May 29, 2015 12:36 am | Updated November 16, 2021 05:02 pm IST

Recent reports about some Muslim families and individuals being denied housing accommodation or not being allowed to buy apartments in Indian cities point to an endemic issue of urban bias. While discrimination and biases of various kinds are common in urban sprawls across the world, there is something systemic about the denial of housing to Muslims in Indian cities. Surveys have pointed to various forms of bias, where residents display an aversion to those belonging to other castes and religions being in their neighbourhood. Neither access to education nor economic betterment has mitigated the problem of social bias. The sad reality in the city of Mumbai in particular has been that more than two decades since the 1992-93 communal riots, discrimination remains entrenched; indeed, it is today open and unchecked. Communities such as Dalits also encounter biases when they seek housing, but Muslims are an “easy target” because their names often point to their identity. Even online websites have seen home-sellers and owners openly denying houses to Muslims and people from certain other communities, before outrage against the practice got some websites to announce non-discriminatory policies on listings.

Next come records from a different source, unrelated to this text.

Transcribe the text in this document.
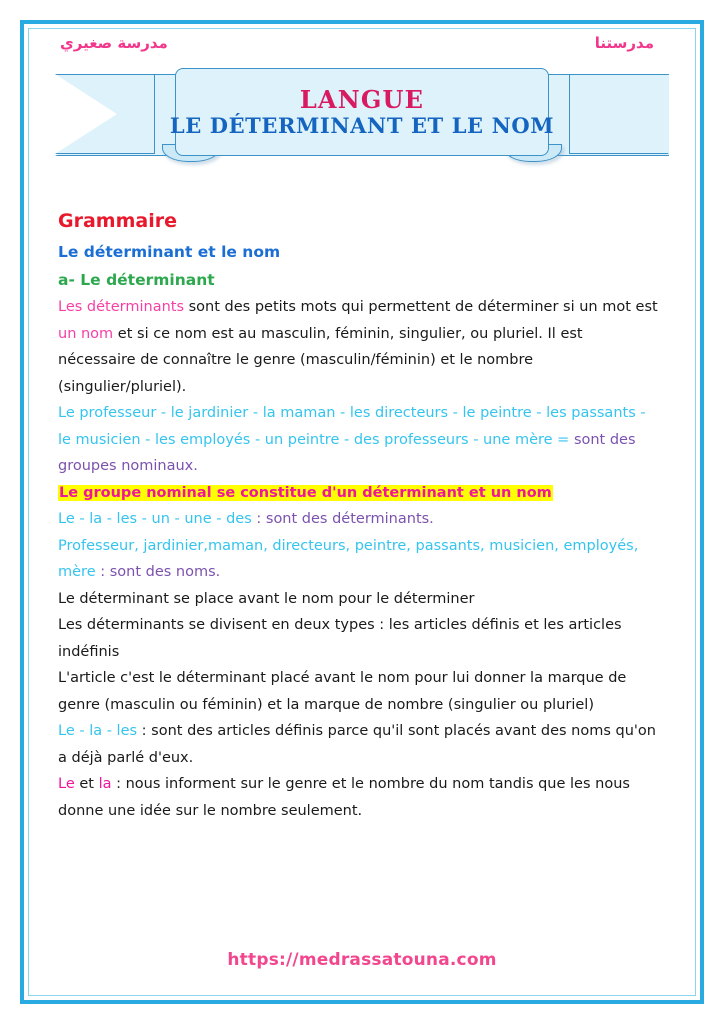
مدرسة صغيري	مدرستنا
LANGUE
LE DÉTERMINANT ET LE NOM

Grammaire

Le déterminant et le nom

a- Le déterminant

Les déterminants sont des petits mots qui permettent de déterminer si un mot est un nom et si ce nom est au masculin, féminin, singulier, ou pluriel. Il est nécessaire de connaître le genre (masculin/féminin) et le nombre (singulier/pluriel).

Le professeur - le jardinier - la maman - les directeurs - le peintre - les passants - le musicien - les employés - un peintre - des professeurs - une mère = sont des groupes nominaux.

Le groupe nominal se constitue d'un déterminant et un nom

Le - la - les - un - une - des : sont des déterminants.

Professeur, jardinier,maman, directeurs, peintre, passants, musicien, employés, mère : sont des noms.

Le déterminant se place avant le nom pour le déterminer

Les déterminants se divisent en deux types : les articles définis et les articles indéfinis

L'article c'est le déterminant placé avant le nom pour lui donner la marque de genre (masculin ou féminin) et la marque de nombre (singulier ou pluriel)

Le - la - les : sont des articles définis parce qu'il sont placés avant des noms qu'on a déjà parlé d'eux.

Le et la : nous informent sur le genre et le nombre du nom tandis que les nous donne une idée sur le nombre seulement.

https://medrassatouna.com
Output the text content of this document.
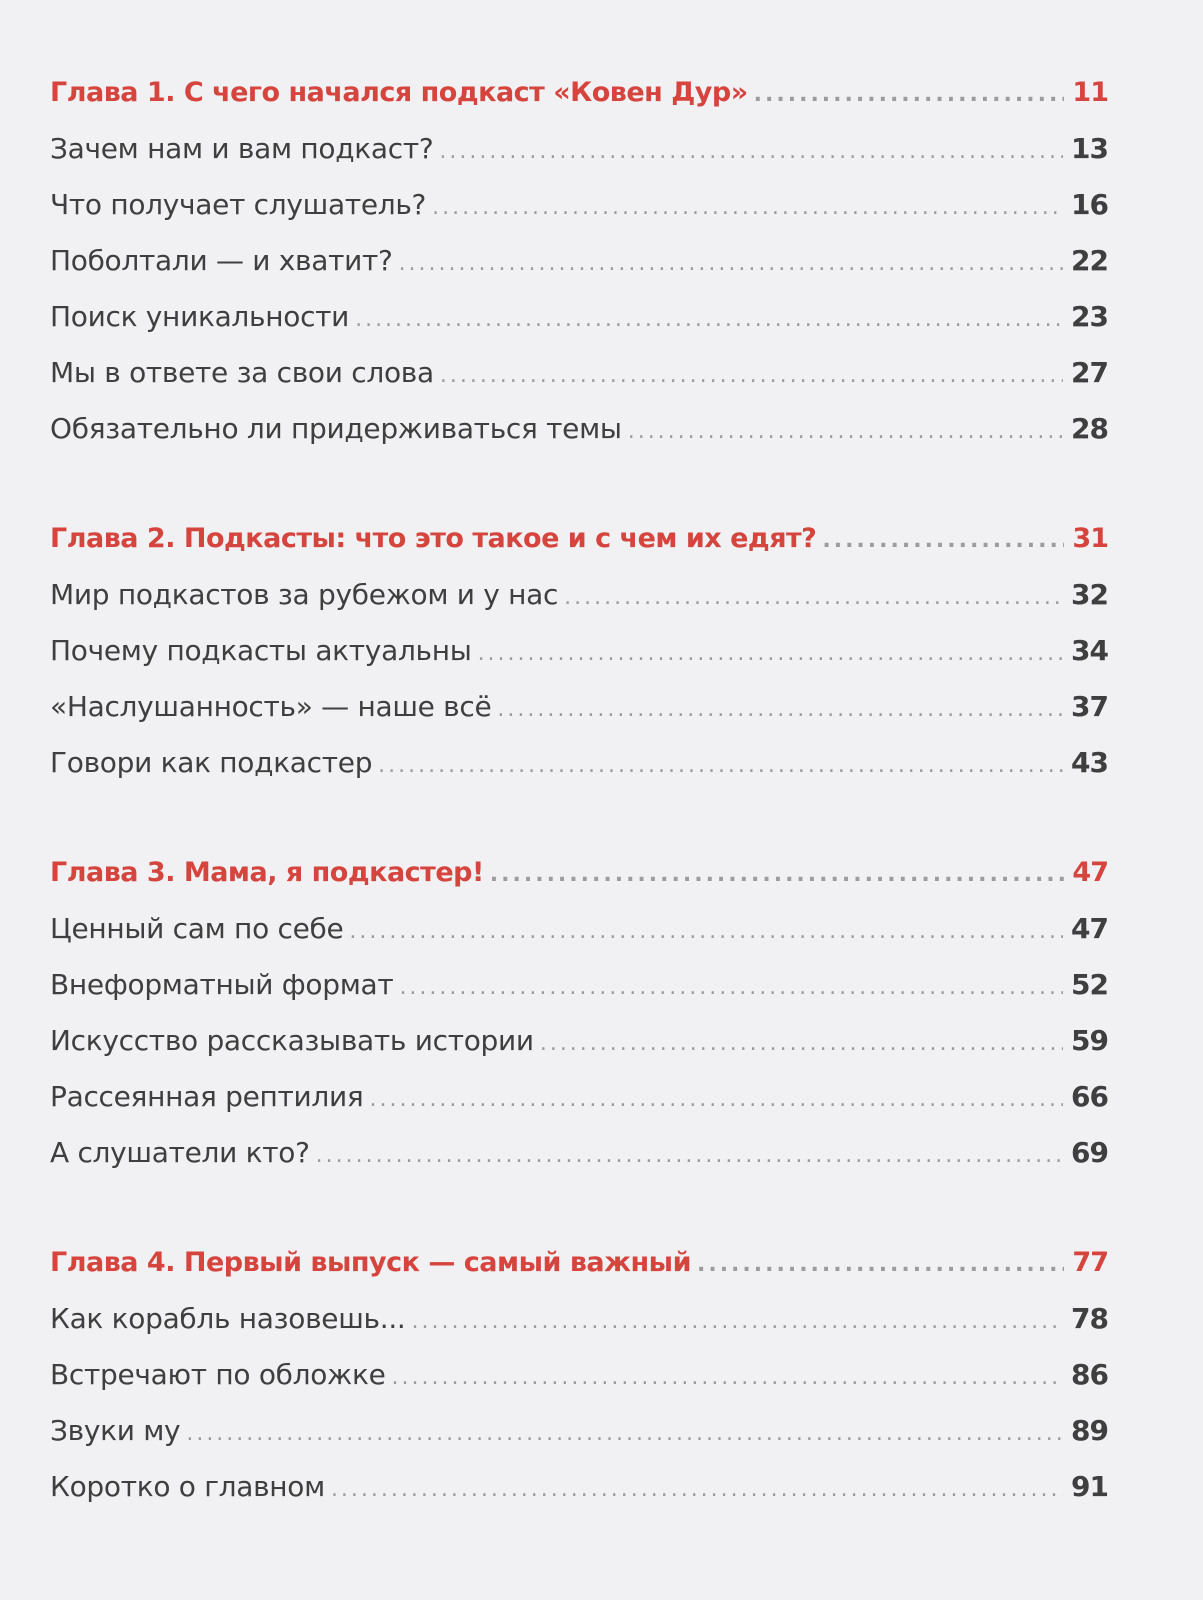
Глава 1. С чего начался подкаст «Ковен Дур» .....	11
Зачем нам и вам подкаст? .....	13
Что получает слушатель? .....	16
Поболтали — и хватит? .....	22
Поиск уникальности .....	23
Мы в ответе за свои слова .....	27
Обязательно ли придерживаться темы .....	28
Глава 2. Подкасты: что это такое и с чем их едят? .....	31
Мир подкастов за рубежом и у нас .....	32
Почему подкасты актуальны .....	34
«Наслушанность» — наше всё .....	37
Говори как подкастер .....	43
Глава 3. Мама, я подкастер! .....	47
Ценный сам по себе .....	47
Внеформатный формат .....	52
Искусство рассказывать истории .....	59
Рассеянная рептилия .....	66
А слушатели кто? .....	69
Глава 4. Первый выпуск — самый важный .....	77
Как корабль назовешь... .....	78
Встречают по обложке .....	86
Звуки му .....	89
Коротко о главном .....	91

Legally speaking, this is a difficult issue to tackle. In the case of public housing, there cannot be any discrimination, and any form of bias in renting out or selling houses is illegal. But in the case of the private and cooperative housing market, the issue is more complicated. There are several housing colonies that are exclusive if not exclusionary to particular communities. These restrict residents to a particular community on the basis of their right to freedom of association, which was endorsed by the Supreme Court in Zoroastrian Co-operative Housing Society Limited v. District Registrar Co-operative Societies (2005). Yet, the Supreme Court has over the years developed a fairly comprehensive jurisprudence that regulates relations between “private parties” based on constitutional principles and fundamental rights. This could legally provide a basis for non-discrimination on matters related to housing. Judicial interventions apart, legislative action is required to address such acts of discrimination. The Rajindar Sachar Committee in its recommendations in 2005 sought the setting up of an Equal Opportunity Commission to provide a legal mechanism to address complaints related to discrimination in matters such as housing. Towards the fag end of its tenure the UPA government discussed the setting up of such a Commission, but nothing came of it. It is time to revisit the issue and implement this legislatively.